Then she went back to Rue St. Servan, and sought Madame Roulleau. Madame was sitting in the office, with a pen behind her ear, and her thin hair drawn up tighter, doing her husband’s work with considerable acerbity. She would not in the least have minded bearing its whole weight upon her shoulders had it not been that certain foolish legal impediments in the way of women cut her off from the most lucrative part of his profession. It was a folly, but it was undeniable. And Ignace’s cowardice just now stood in the way of golden gains. No wonder that madame was sharp in the midst of her astonishment at seeing Thérèse before her.
“You were speaking yesterday of the children having their vacation, madame,” said Thérèse quietly. “I am thinking of taking advantage of it to leave you for the present.”
Madame laid down her papers, stood up behind the bureau, and resting her hands on it said, in a low furious voice, “You are going?”
“For a time only, I repeat, madame.”
“Oh, I comprehend. It is the fever-fright that has hold of you,” she said, contemptuously. “Understand, however, mademoiselle, that by leaving Charville you lose even the pitiful sum provided for your support.”

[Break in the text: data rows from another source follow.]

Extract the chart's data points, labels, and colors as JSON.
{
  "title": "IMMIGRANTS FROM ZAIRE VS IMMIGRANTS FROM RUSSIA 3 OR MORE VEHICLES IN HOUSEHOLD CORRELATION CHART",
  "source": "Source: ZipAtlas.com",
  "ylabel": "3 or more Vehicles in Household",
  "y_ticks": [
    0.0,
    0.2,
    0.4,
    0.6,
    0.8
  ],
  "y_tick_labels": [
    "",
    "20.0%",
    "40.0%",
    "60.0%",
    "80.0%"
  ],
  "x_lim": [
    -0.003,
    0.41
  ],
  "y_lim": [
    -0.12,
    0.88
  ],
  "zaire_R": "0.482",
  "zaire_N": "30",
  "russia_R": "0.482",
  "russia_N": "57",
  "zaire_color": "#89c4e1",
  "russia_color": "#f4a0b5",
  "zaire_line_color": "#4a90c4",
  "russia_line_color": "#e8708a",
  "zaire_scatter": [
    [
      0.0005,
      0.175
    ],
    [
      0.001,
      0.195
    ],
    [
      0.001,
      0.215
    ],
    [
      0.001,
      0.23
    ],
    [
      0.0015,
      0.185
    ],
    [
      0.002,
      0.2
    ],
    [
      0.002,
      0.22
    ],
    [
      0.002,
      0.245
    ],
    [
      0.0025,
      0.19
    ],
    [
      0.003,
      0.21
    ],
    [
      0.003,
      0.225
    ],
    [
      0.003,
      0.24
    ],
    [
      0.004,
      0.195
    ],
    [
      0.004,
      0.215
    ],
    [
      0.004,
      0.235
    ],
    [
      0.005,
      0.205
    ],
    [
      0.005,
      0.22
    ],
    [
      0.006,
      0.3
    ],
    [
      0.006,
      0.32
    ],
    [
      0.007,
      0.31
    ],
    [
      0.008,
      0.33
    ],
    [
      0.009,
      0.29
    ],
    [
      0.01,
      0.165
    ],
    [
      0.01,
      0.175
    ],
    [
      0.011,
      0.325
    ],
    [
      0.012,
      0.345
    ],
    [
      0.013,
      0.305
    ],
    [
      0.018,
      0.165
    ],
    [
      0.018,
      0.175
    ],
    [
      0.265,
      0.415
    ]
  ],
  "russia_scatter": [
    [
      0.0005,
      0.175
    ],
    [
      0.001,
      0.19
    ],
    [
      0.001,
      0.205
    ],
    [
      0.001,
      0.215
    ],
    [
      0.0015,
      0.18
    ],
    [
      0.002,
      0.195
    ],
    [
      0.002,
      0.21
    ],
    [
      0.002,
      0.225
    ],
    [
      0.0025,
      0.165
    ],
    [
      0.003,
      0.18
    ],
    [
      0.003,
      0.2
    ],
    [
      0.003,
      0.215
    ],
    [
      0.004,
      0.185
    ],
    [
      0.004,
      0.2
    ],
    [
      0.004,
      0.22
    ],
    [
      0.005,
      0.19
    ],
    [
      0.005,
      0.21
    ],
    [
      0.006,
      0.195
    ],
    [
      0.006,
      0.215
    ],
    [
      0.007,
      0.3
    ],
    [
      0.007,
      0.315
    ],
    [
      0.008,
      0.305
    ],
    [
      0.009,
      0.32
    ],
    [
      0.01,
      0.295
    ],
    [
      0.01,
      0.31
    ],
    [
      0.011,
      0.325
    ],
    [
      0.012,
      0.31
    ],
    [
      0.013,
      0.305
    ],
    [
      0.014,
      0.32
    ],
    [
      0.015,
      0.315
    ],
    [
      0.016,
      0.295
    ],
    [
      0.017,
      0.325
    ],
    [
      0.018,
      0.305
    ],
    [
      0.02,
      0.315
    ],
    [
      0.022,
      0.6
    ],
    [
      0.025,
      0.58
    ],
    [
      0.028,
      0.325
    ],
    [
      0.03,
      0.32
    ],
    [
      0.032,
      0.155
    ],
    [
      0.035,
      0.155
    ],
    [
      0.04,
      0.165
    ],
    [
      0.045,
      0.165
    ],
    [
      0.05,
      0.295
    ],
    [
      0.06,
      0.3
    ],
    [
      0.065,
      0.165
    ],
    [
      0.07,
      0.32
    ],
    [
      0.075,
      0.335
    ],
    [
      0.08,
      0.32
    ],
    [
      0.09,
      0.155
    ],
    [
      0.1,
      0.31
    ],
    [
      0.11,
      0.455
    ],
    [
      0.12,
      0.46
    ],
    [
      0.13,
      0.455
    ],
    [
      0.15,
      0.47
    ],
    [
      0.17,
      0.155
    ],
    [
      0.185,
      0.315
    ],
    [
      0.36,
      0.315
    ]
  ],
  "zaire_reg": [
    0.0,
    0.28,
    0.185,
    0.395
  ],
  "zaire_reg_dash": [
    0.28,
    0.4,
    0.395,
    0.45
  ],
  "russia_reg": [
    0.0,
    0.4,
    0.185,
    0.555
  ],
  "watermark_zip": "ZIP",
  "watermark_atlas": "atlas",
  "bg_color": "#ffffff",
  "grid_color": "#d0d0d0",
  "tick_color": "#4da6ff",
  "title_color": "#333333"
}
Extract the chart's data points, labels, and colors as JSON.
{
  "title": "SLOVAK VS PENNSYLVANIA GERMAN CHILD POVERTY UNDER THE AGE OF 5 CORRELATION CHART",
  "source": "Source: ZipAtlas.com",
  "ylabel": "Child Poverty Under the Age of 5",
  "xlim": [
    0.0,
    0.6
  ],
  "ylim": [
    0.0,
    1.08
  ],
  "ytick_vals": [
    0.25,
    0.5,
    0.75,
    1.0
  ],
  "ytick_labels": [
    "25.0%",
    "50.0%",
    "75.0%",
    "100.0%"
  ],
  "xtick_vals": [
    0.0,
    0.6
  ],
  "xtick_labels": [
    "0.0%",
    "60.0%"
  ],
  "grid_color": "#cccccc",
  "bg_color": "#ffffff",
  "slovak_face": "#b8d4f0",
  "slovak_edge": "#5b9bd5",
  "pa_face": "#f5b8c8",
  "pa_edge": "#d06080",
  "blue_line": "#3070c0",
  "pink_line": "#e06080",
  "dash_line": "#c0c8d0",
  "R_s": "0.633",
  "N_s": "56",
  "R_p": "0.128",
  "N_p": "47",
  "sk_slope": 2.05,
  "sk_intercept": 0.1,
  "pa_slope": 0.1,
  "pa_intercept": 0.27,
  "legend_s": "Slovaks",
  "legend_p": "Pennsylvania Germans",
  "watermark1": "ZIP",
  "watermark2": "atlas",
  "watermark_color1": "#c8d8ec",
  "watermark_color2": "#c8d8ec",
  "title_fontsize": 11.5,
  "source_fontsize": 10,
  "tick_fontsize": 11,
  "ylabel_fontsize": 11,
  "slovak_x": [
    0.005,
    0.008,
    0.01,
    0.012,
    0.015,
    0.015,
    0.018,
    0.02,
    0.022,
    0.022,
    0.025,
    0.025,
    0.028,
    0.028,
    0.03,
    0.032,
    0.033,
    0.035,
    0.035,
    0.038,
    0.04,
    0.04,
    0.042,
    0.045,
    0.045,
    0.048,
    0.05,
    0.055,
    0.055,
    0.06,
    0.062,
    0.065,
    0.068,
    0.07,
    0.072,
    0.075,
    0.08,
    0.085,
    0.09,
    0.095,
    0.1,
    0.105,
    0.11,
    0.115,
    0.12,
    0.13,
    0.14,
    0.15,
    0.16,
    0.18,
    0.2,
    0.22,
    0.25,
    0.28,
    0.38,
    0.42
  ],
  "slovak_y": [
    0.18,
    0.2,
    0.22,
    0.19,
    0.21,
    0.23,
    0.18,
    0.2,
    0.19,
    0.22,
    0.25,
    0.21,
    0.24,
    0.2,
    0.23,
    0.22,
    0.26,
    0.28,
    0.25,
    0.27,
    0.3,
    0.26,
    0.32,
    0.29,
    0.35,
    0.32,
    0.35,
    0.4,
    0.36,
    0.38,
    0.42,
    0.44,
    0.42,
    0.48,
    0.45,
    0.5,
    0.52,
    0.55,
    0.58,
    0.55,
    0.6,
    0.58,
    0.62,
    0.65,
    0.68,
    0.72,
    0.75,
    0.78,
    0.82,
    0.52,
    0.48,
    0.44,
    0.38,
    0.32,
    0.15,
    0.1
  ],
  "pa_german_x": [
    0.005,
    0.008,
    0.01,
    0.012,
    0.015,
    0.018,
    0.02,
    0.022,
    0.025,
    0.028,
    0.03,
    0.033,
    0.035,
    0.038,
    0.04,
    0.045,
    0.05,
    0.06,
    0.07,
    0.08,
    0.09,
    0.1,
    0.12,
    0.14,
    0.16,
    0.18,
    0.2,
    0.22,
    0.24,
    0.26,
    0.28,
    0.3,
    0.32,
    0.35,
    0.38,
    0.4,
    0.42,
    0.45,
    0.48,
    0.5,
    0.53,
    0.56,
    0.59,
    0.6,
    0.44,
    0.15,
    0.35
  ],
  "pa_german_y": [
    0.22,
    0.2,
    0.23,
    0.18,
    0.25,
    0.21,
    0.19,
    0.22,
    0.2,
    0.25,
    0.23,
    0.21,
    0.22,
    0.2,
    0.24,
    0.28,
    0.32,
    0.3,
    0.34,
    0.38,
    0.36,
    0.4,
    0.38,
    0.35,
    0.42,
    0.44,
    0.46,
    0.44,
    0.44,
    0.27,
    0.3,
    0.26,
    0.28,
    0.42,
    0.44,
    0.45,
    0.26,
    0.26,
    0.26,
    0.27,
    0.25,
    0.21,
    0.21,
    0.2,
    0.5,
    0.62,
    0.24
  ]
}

Thérèse winced under the scorn as the young do wince. She grew very red, and said quickly, “You are mistaken, madame. What I propose doing is to offer myself as a nurse at the hospital. I have no intention of leaving Charville.”
“You! A nurse!”
“Exactly so, madame.”
“See then,” cried madame, volubly, sinking back among her papers,—“see then how the ingratitude I knew would come to pass, has come! We take her in when no one else would do so, nourish her as a daughter, disarrange ourselves, slave,—when I think of it, there is nothing we have not done. Ah, my poor Ignace, what will it not cost you to learn that I was right!”
“What have I said?” asked Thérèse, appalled at the storm.